America Goes To War
December 7, 1941. At 7:55 a.m., Hawaii time, the first wave of Japanese seaborne aircraft, fighters, torpedo planes and dive bombers, began their attack on the United States Pacific Fleet as it lay at anchor in Pearl Harbor, and the planes on Hickam Airfield. During this two hour raid nineteen U. S. vessels were sunk or seriously damaged, one hundred and sixty-two planes destroyed on the ground, and over 3500 servicemen were killed or wounded. Japan and the United States go to war. On December 11, Germany and Italy declared war on the United States as well. As the young men enlisted the women began to take over the jobs they left behind. The United States Armed Forces saw the potential in women joining the military so that the men could fight. The Army formed the WAC's, Women's Army Corps; SPARS served with the Coast Guard; Lady Marines joined the Marines. WAVES, Women Accepted for Voluntary Emergency Service, became a vital part of the Navy.
This is not the first time that women were in the Navy.
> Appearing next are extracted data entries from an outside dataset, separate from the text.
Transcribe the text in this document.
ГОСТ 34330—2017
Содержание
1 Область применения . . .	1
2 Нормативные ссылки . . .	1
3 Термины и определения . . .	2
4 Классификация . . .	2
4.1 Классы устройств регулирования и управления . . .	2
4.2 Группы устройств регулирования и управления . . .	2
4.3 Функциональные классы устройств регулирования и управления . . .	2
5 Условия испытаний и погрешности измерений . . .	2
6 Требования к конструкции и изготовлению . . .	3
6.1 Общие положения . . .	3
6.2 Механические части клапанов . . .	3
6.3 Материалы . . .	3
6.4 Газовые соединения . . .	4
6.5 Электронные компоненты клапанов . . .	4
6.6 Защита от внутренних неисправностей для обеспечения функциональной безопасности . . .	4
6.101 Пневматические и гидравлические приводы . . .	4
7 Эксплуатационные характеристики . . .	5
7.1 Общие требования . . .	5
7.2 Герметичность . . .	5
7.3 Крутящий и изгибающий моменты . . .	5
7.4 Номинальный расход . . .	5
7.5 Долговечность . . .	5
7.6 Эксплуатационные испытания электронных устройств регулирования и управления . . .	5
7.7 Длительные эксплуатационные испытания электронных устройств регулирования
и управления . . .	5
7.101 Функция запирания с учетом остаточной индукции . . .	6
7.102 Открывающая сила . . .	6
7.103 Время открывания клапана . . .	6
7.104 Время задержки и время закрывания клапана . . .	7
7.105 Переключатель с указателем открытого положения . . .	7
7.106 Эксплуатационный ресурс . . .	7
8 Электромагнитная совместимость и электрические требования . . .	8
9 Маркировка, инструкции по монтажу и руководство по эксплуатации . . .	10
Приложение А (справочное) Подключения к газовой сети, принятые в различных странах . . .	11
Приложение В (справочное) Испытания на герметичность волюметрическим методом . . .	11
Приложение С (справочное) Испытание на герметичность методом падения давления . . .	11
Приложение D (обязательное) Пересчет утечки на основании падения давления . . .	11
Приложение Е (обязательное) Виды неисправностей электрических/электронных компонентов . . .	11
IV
Secretary of the Navy Josephus Daniels was hard pressed for clerical workers just before the U. S. entered World War I. Through a convenient interpretation of the law (that yeomen need not be males), the Navy hired 11,275 Yeomen (F), the F standing for Female, to serve in World War I. Generally referred to as Yeomanettes, they served as clerks, stenographers, translators and recruiting agents.